As I sit here in my overpriced apartment on my laptop, I wrinkle my nose thinking of a story for this week's article. I get up, adjust my nameplate necklace, and in my ruffled panties and oversized sweater, start to pace. Love. L, o, l, o, l, o, l, o, v, e. All you need is love, but... where is the love? It seems like the seasons of love have passed by and I'm all out of love. I sit down at my desk again and let out a sigh, recounting the numerous romantic trysts I've had and the number of HIV tests I'm going to need.
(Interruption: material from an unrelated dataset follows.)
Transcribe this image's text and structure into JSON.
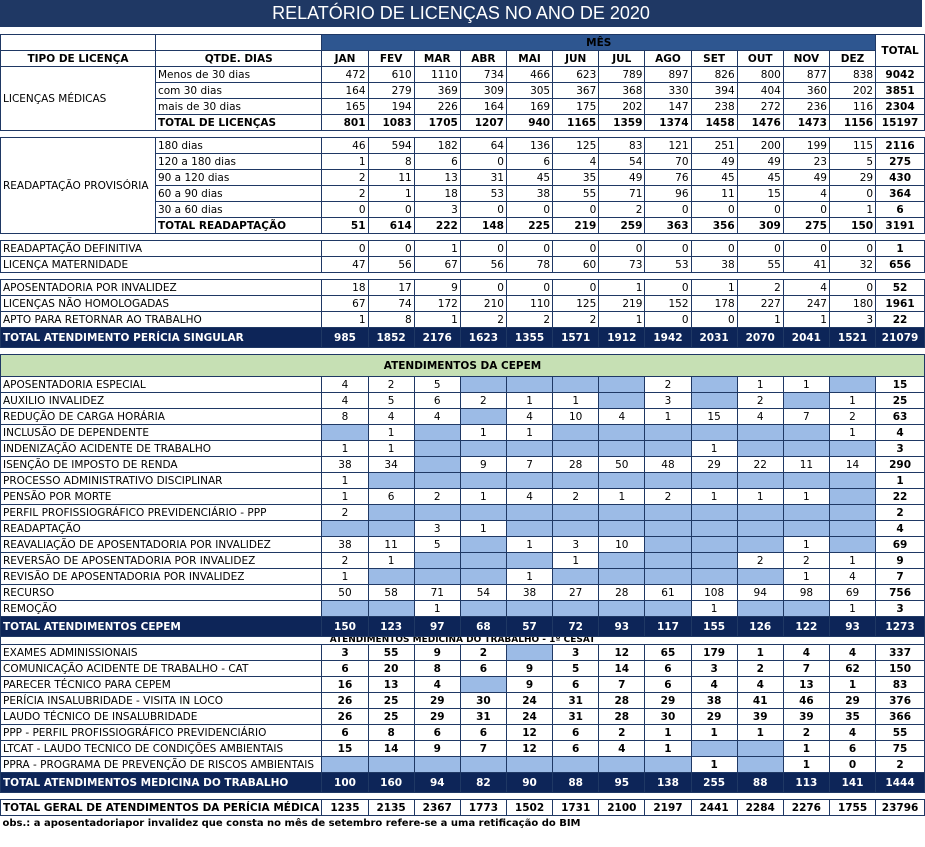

Why is it that when love knocks on the front door, boyfriends always enter from behind? When love is done with you, it treats you like a common 19th century French whore, leaving you with a slap across the face and a case of chlamydia. So why is it that as young-ish, professional women who have wardrobes far out of our price range, we settle for those poor bastards who get up in the middle of the night and drink milk from the carton and eat bread without tying the twist-tie, leaving it stale, so you to have to go back to Dean and Deluca and buy a loaf for $8.50? And if you dump their deadbeat asses, then why do our love lives continue in a vicious cycle like my spinning class instructor's cute thighs?

And that's when you realize that men are like those low fat, whole wheat, high fiber blueberry muffins from Starbucks: all the good ones are either gay or sold. So, I guess I have to settle on the medium fat, partial grain, white flour banana nut muffin. Standing outside the Starbucks on my Swarovski encrusted Treo, I have an epiphany: I've had an issue with bananas. not nuts.